O Globo, O País, p. 10
07 de Abr de 2011
Desmatamento na Amazônia cai 7,1%, e no cerrado é reduzido à metade
Mas destruição de floresta cresce no Amazonas e no Maranhão e preocupa
BRASÍLIA. O Ministério do Meio Ambiente anunciou ontem redução de 7,1% no desmatamento na Amazônia entre agosto 2010 e fevereiro deste ano, se comparado com o mesmo período anterior. A área destruída foi de 1.255 quilômetros quadrados, contra 1.352 nos seis meses entre 2009 e 2010. Os números são do Sistema de Detecção em Tempo Real (Deter), do Instituto Nacional de Pesquisas Espaciais (Inpe).
ministério também apresentou dados do cerrado. Conforme antecipou O GLOBO, o desmatamento nesse bioma foi reduzido à metade, se comparado o ano de 2009 com o ano anterior. Em 2009, a área desmatada caiu para 7.637 quilômetros quadrados. Tinha sido de 14.200 em 2008.

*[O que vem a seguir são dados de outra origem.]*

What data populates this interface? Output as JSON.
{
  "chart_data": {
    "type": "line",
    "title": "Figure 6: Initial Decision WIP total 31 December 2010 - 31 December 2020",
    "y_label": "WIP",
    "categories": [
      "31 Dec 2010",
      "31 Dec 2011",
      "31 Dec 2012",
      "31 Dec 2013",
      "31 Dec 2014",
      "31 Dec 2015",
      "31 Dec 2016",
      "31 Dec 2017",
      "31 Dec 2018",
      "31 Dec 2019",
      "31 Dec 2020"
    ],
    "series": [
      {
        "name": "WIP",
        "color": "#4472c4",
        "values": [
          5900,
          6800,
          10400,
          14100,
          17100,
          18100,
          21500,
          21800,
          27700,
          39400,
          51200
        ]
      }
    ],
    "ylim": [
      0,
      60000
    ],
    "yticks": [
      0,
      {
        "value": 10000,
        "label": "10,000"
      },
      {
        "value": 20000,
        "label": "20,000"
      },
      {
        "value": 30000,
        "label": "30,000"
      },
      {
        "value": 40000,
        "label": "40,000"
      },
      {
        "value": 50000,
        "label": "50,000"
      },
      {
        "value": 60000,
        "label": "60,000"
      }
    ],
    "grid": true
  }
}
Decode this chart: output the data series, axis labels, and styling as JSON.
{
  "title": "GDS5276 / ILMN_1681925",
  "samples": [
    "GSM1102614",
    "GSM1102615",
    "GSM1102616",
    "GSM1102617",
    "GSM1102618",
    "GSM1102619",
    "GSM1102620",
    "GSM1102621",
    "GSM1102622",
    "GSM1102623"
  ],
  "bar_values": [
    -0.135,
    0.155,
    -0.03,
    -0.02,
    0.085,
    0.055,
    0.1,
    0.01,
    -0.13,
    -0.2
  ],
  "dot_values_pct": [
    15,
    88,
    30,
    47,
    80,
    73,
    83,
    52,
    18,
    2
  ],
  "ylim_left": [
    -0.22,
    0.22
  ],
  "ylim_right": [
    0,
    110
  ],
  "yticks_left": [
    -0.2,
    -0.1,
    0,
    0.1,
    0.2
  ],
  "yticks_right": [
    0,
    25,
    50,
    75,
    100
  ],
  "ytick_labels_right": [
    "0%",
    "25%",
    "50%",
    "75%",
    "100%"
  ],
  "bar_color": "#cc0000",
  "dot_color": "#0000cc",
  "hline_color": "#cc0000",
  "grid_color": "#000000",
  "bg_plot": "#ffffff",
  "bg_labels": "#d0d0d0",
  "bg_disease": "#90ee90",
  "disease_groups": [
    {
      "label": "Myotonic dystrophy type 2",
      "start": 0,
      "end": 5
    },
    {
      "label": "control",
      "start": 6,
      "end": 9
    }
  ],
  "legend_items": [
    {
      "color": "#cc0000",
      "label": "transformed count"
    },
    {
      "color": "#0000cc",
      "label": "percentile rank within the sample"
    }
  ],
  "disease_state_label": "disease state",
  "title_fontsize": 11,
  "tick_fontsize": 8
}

Apesar da redução do desmatamento na Amazônia, o aumento em alguns estados, como Amazonas (91%), Maranhão (44%), Rondônia (28%), Acre (181%) e Tocantins (66%), preocupa o ministério. A ministra Izabella Teixeira afirmou que pedirá explicações às autoridades:
- Há uma preocupação muito grande principalmente com Amazonas, Rondônia e o Maranhão. São estados reincidentes e onde a taxa de desmatamento está explodindo. São regiões de fronteira agrícola e precisamos de uma estratégia conjunta para coibir o desmatamento. Vamos estudar como ser mais proativos e evitar o desmatamento. Três estados apresentaram redução: Mato Grosso (42%), Roraima (77%) e Pará (8%).
O governo apresentou resultados dos 43 municípios com mais desmatamento na Amazônia. Nos 36 da primeira lista de alerta elaborada pelo governo, em 2008, houve uma redução de 29% do desmatamento, comparando 2010 com 2009. Izabella anunciou que Querência (MT) será a segunda cidade a deixar a relação. A primeira, ano passado, foi Paragominas (PA). Os municípios cumpriram os critérios ambientais para sair da lista.
A ministra aproveitou para dar provocar os ruralistas. Querência cumpriu uma série de exigências ambientais, como ter pelo menos 80% de seu território com Cadastro Ambiental Rural (CAR). Izabella lembrou que as regras do atual Código Florestal, que o deputado Aldo Rebelo (PCdoB-SP) e os ruralistas pretendem mudar, permitiram a mudança do perfil da cidade.
- Com as regras atuais do Código Florestal, a cidade de Querência demonstra que é possível promover a regularização ambiental, aumentar a produção e evitar novos desmatamentos. Isso na prática. Ninguém pode dizer que não é concreto.